HI! I'm William! I go to college in Chicago and in two days from today, I'm running my first half-marathon. The way I started running was through my Dad. He was always a runner (he was pretty good back in the day) and in his quests to make me exercise when I was eight we ran a couple of miles. I always hated it, but somehow I joined the cross-country team in middle school. Despite coming in near last in all the races that first year, I found out that I enjoyed running and I kept with it. (Yay for no cut sports!). By the end of high school, I was a competent runner, even if I wasn't a star.
I just completed my first year of college and to keep that Freshman 20 at bay, I decided I knew that I needed to keep running. I'm from San Francisco, and running in Chicago during college has been a struggle. The weather is always either 15˚ with snow or 90˚ and humid (I think), and it's been pretty difficult for this spoiled Californian to handle. I don't always have a ton of time, so I often end up running early in the morning before class. My trick for forcing myself to wake up? Find running buddies who will run in the morning, so I feel bad if I leave them hanging.
The furthest race I've ever run is the Bay to Breakers (a 12K) and I wanted to challenge myself so I decided to sign up for the SF Half-Marathon. My goal is to run it in 1 hour and 30 minutes, which might be pushing it, but we'll see what happens on Sunday. What's the point of a goal if it's not a little intimidating?
Here what I'm scared of:
- It's so long! 6 miles is far! Then when you get to mile 6 and you realize that you aren't even halfway done and you think to yourself "Oh no..."

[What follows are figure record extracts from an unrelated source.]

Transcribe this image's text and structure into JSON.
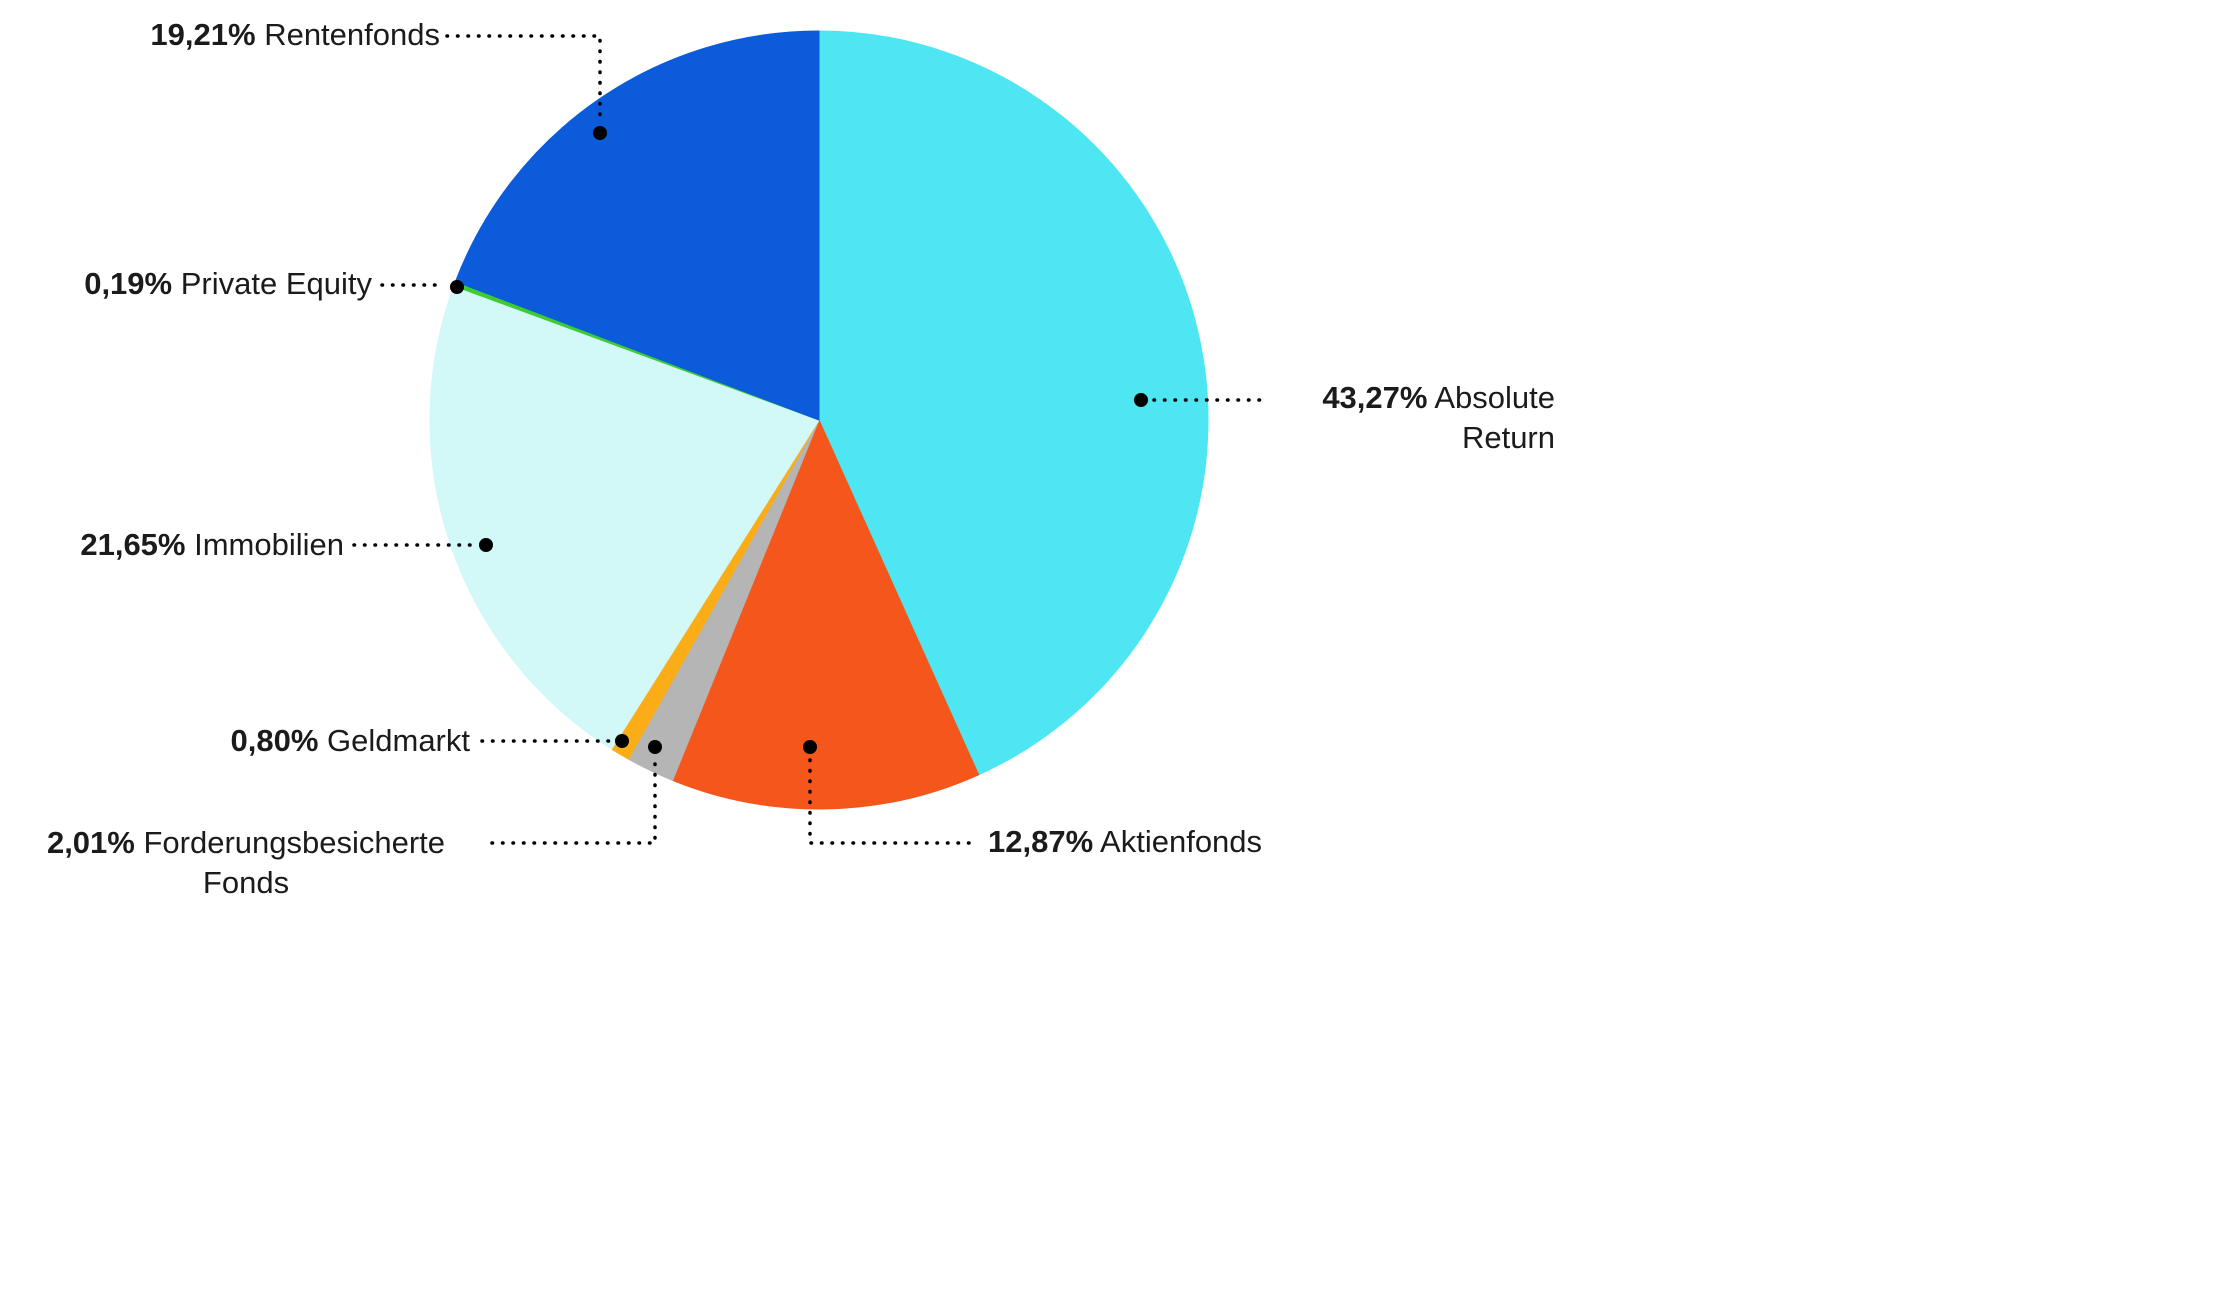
{
  "chart_data": {
    "type": "pie",
    "title": "",
    "unit": "%",
    "start_angle_deg": -90,
    "direction": "clockwise",
    "legend_position": "callout-labels",
    "background_color": "#FFFFFF",
    "text_color": "#1B1B1B",
    "leader_line_color": "#000000",
    "slices": [
      {
        "name": "Absolute Return",
        "value": 43.27,
        "label": "43,27%",
        "color": "#4DE6F2"
      },
      {
        "name": "Aktienfonds",
        "value": 12.87,
        "label": "12,87%",
        "color": "#F4561B"
      },
      {
        "name": "Forderungsbesicherte Fonds",
        "value": 2.01,
        "label": "2,01%",
        "color": "#B5B5B5"
      },
      {
        "name": "Geldmarkt",
        "value": 0.8,
        "label": "0,80%",
        "color": "#FBAD18"
      },
      {
        "name": "Immobilien",
        "value": 21.65,
        "label": "21,65%",
        "color": "#D2F8F8"
      },
      {
        "name": "Private Equity",
        "value": 0.19,
        "label": "0,19%",
        "color": "#3DCC33"
      },
      {
        "name": "Rentenfonds",
        "value": 19.21,
        "label": "19,21%",
        "color": "#0B5BDB"
      }
    ]
  }
}
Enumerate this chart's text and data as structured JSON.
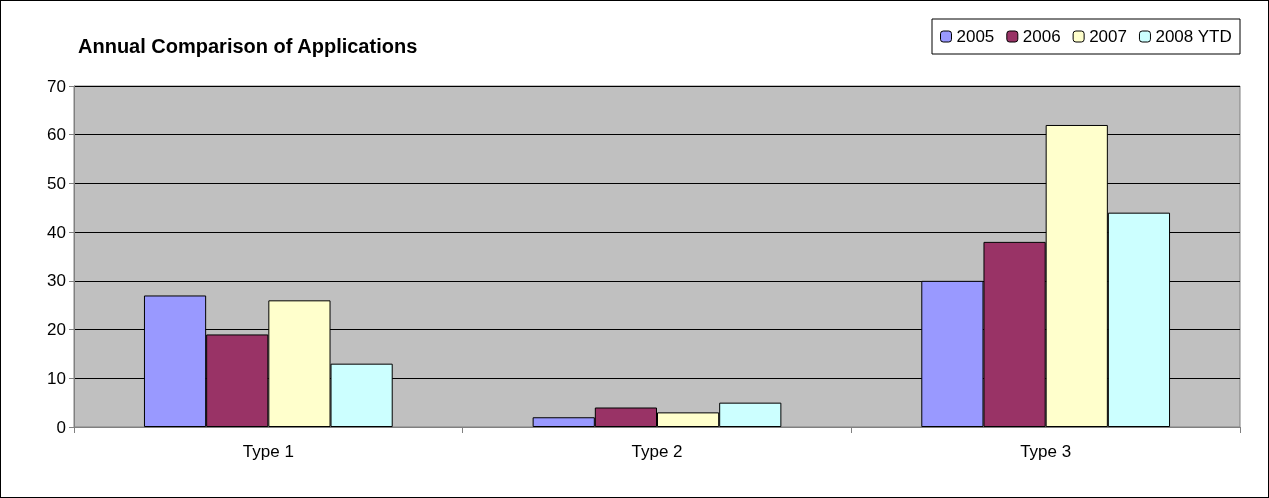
{
  "chart_data": {
    "type": "bar",
    "title": "Annual Comparison of Applications",
    "categories": [
      "Type 1",
      "Type 2",
      "Type 3"
    ],
    "series": [
      {
        "name": "2005",
        "color": "#9999ff",
        "values": [
          27,
          2,
          30
        ]
      },
      {
        "name": "2006",
        "color": "#993366",
        "values": [
          19,
          4,
          38
        ]
      },
      {
        "name": "2007",
        "color": "#ffffcc",
        "values": [
          26,
          3,
          62
        ]
      },
      {
        "name": "2008 YTD",
        "color": "#ccffff",
        "values": [
          13,
          5,
          44
        ]
      }
    ],
    "ylim": [
      0,
      70
    ],
    "yticks": [
      0,
      10,
      20,
      30,
      40,
      50,
      60,
      70
    ],
    "grid": "y",
    "legend": "top right"
  }
}
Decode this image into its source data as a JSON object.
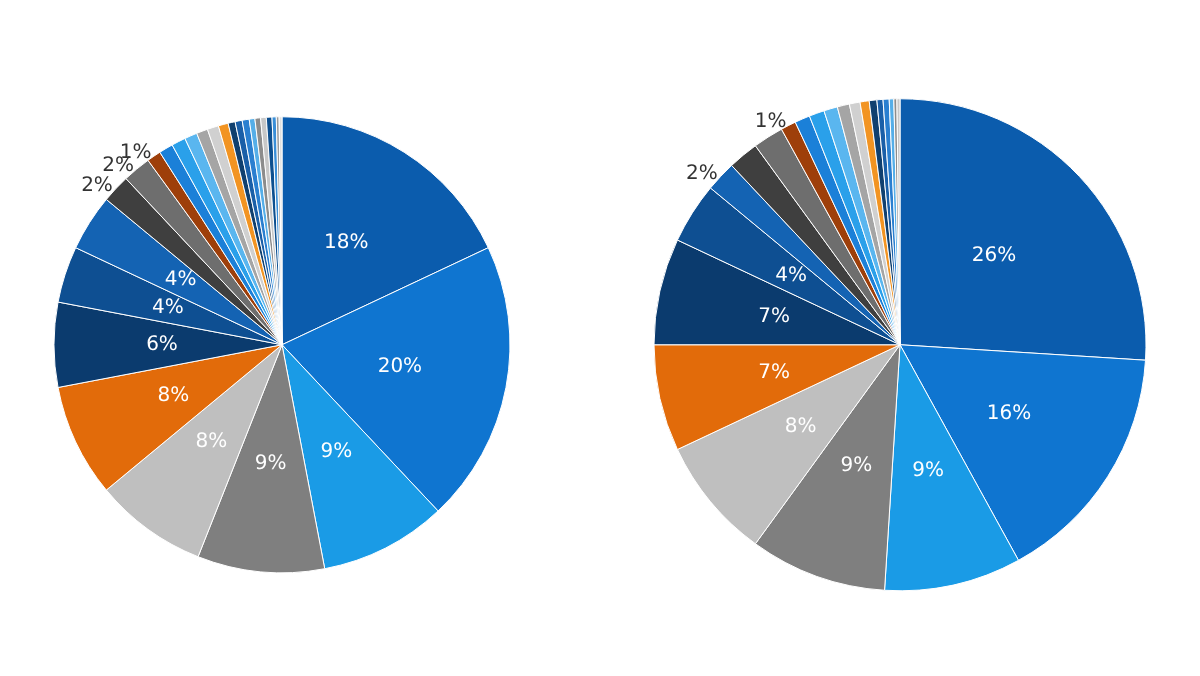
{
  "chart_data": [
    {
      "type": "pie",
      "categories": [
        null,
        null,
        null,
        null,
        null,
        null,
        null,
        null,
        null,
        null,
        null,
        null,
        null,
        null,
        null,
        null,
        null,
        null,
        null,
        null,
        null,
        null,
        null,
        null,
        null,
        null,
        null,
        null
      ],
      "values": [
        18,
        20,
        9,
        9,
        8,
        8,
        6,
        4,
        4,
        2,
        2,
        1,
        1,
        1,
        0.9,
        0.8,
        0.8,
        0.7,
        0.5,
        0.5,
        0.5,
        0.4,
        0.4,
        0.4,
        0.4,
        0.3,
        0.2,
        0.2
      ],
      "colors": [
        "#0b5cad",
        "#0f75d0",
        "#1a9be6",
        "#7f7f7f",
        "#bfbfbf",
        "#e26b0a",
        "#0b3b6e",
        "#0e4f92",
        "#1463b3",
        "#3f3f3f",
        "#6e6e6e",
        "#9e3f0a",
        "#1b80d8",
        "#2aa0ea",
        "#5ab6ef",
        "#a5a5a5",
        "#d0d0d0",
        "#f29422",
        "#10406f",
        "#1a5fa8",
        "#2a7fd0",
        "#55aee8",
        "#8c8c8c",
        "#c8c8c8",
        "#0d4f8f",
        "#3a8fd8",
        "#9a9a9a",
        "#e0e0e0"
      ],
      "value_labels": [
        "18%",
        "20%",
        "9%",
        "9%",
        "8%",
        "8%",
        "6%",
        "4%",
        "4%",
        "2%",
        "2%",
        "1%",
        null,
        null,
        null,
        null,
        null,
        null,
        null,
        null,
        null,
        null,
        null,
        null,
        null,
        null,
        null,
        null
      ]
    },
    {
      "type": "pie",
      "categories": [
        null,
        null,
        null,
        null,
        null,
        null,
        null,
        null,
        null,
        null,
        null,
        null,
        null,
        null,
        null,
        null,
        null,
        null,
        null,
        null,
        null,
        null,
        null,
        null
      ],
      "values": [
        26,
        16,
        9,
        9,
        8,
        7,
        7,
        4,
        2,
        2,
        2,
        1,
        1,
        1,
        0.9,
        0.8,
        0.7,
        0.6,
        0.5,
        0.4,
        0.4,
        0.3,
        0.2,
        0.2
      ],
      "colors": [
        "#0b5cad",
        "#0f75d0",
        "#1a9be6",
        "#7f7f7f",
        "#bfbfbf",
        "#e26b0a",
        "#0b3b6e",
        "#0e4f92",
        "#1463b3",
        "#3f3f3f",
        "#6e6e6e",
        "#9e3f0a",
        "#1b80d8",
        "#2aa0ea",
        "#5ab6ef",
        "#a5a5a5",
        "#d0d0d0",
        "#f29422",
        "#10406f",
        "#1a5fa8",
        "#2a7fd0",
        "#55aee8",
        "#8c8c8c",
        "#c8c8c8"
      ],
      "value_labels": [
        "26%",
        "16%",
        "9%",
        "9%",
        "8%",
        "7%",
        "7%",
        "4%",
        "2%",
        null,
        null,
        "1%",
        null,
        null,
        null,
        null,
        null,
        null,
        null,
        null,
        null,
        null,
        null,
        null
      ]
    }
  ]
}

- Hills. I mostly trained in Chicago, where the largest hills are freeway overpasses (this is not a joke). So coming back to San Francisco and running a race up and down all the crazy hills is a scary thought.
- Going out fast and dying. I tend to get excited when I'm about to run a race, and then I go out super fast. In a 5K I can kind of get away with it; but I'm betting if I go out like a speed racer on Sunday I'll have serious regrets at mile 10 when I feel like my legs are made of jelly and I'm asking people for piggy back rides.
- The time. The race starts at 5:30am, which means I'm gonna have to get up at 3:30 or some ungodly early time. How am I supposed to race if I fall asleep two miles in?
- That I'm completely out of my league. What if all of these people have been training better than me? What if I have no idea what I'm doing? What if I just want to lie down at mile eight? What if I can't even finish? Ahhhh!
Of course, I wouldn't be doing this if I wasn't excited. Here's what's going to be awesome:
- The course. The SF half-marathon goes along the bay, across the Golden Gate Bridge and back, and into Golden Gate Park. At least I'll have lovely scenery to distract me.
- Family! I'll have a big group of extended family cheering me on, from my mom to my grandparents, along with my lovely cousin Kelly who's also running!
- Weather. After running through Chicago winters and summers, 60˚, foggy, and a breeze are going to feel like the best things in the world.
- Racing! I love running races. It's so much fun: the anticipation, the adrenaline, pushing myself. It's my second favorite feeling in running.
- Finishing. Duh, the best feeling. I'm already looking forward to crossing that finish line, accomplishing my first half-marathon, getting home, showering, feeling awesome, and eating so much food. Just so much. All of the food. Doritos, cookies, In-n-out, chocolate. And I don't have to feel bad about it at all!
I'll let you know how I do! 2 days and counting!